Dans la version initiale du projet de loi, avant son examen en commission, il était prévu que l'accès aux sites concernés soit directement bloqué par les navigateurs. Mais, au cours de vos échanges avec certains de leurs représentants, notamment ceux de la fondation Mozilla, vous vous êtes aperçu, monsieur le ministre délégué, chers collègues de la majorité, que ce n'était pas une bonne idée. En effet, ils vous ont indiqué que si la France leur demandait de bloquer des sites pour lutter contre les arnaques, d'autres pays leur demanderaient de faire de même pour d'autres motifs, relevant probablement de la censure politique.
Vous avez donc renoncé à cette mesure ; dont acte. Mais faites encore un petit effort ! En effet, dans le texte de la commission, il est prévu de confier à l'administration française la tâche que vous souhaitiez assigner aux navigateurs. Or, l'administration, aussi illustre soit-elle, n'est pas totalement indépendante, à la différence de la justice ; elle dépend d'un pouvoir politique.
Lui confier, sous le couvert de bonnes intentions – la lutte contre les arnaques –, la décision de fermer des sites internet, c'est introduire dans notre droit la possibilité qu'elle le fasse, demain, pour n'importe quel site.

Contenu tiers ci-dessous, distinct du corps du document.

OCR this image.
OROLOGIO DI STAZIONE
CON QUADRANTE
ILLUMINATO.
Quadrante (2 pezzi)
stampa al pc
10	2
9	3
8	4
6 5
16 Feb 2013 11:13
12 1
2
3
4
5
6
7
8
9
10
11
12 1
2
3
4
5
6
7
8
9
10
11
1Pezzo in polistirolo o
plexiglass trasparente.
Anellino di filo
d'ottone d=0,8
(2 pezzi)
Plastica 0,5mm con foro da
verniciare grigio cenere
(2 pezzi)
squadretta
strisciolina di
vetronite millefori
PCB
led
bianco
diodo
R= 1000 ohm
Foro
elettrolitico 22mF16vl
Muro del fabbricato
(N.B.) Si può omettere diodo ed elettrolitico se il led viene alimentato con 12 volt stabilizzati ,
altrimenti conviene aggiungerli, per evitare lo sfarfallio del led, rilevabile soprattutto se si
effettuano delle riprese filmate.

Oui, cher collègue Bothorel, Pharos peut agir en cas de danger imminent, mais lorsqu'il s'agit de pédocriminalité ou de terrorisme. En l'espèce, nous parlons de questions qui relèvent davantage du quotidien. Si l'on adopte une telle procédure pour le filtre anti-arnaque dans le domaine commercial, qu'est-ce qui empêchera de l'étendre à bien d'autres domaines, à tout et à n'importe quoi ?
Il faut donc renoncer à cette mesure et laisser à la justice le soin de décider quel site doit être fermé. Ne confiez pas ce pouvoir à l'administration, qui, de surcroît, ne le souhaite certainement pas, car des dérives seront constatées et elle sortira de son rôle. Encore une fois, c'est à la justice de décider.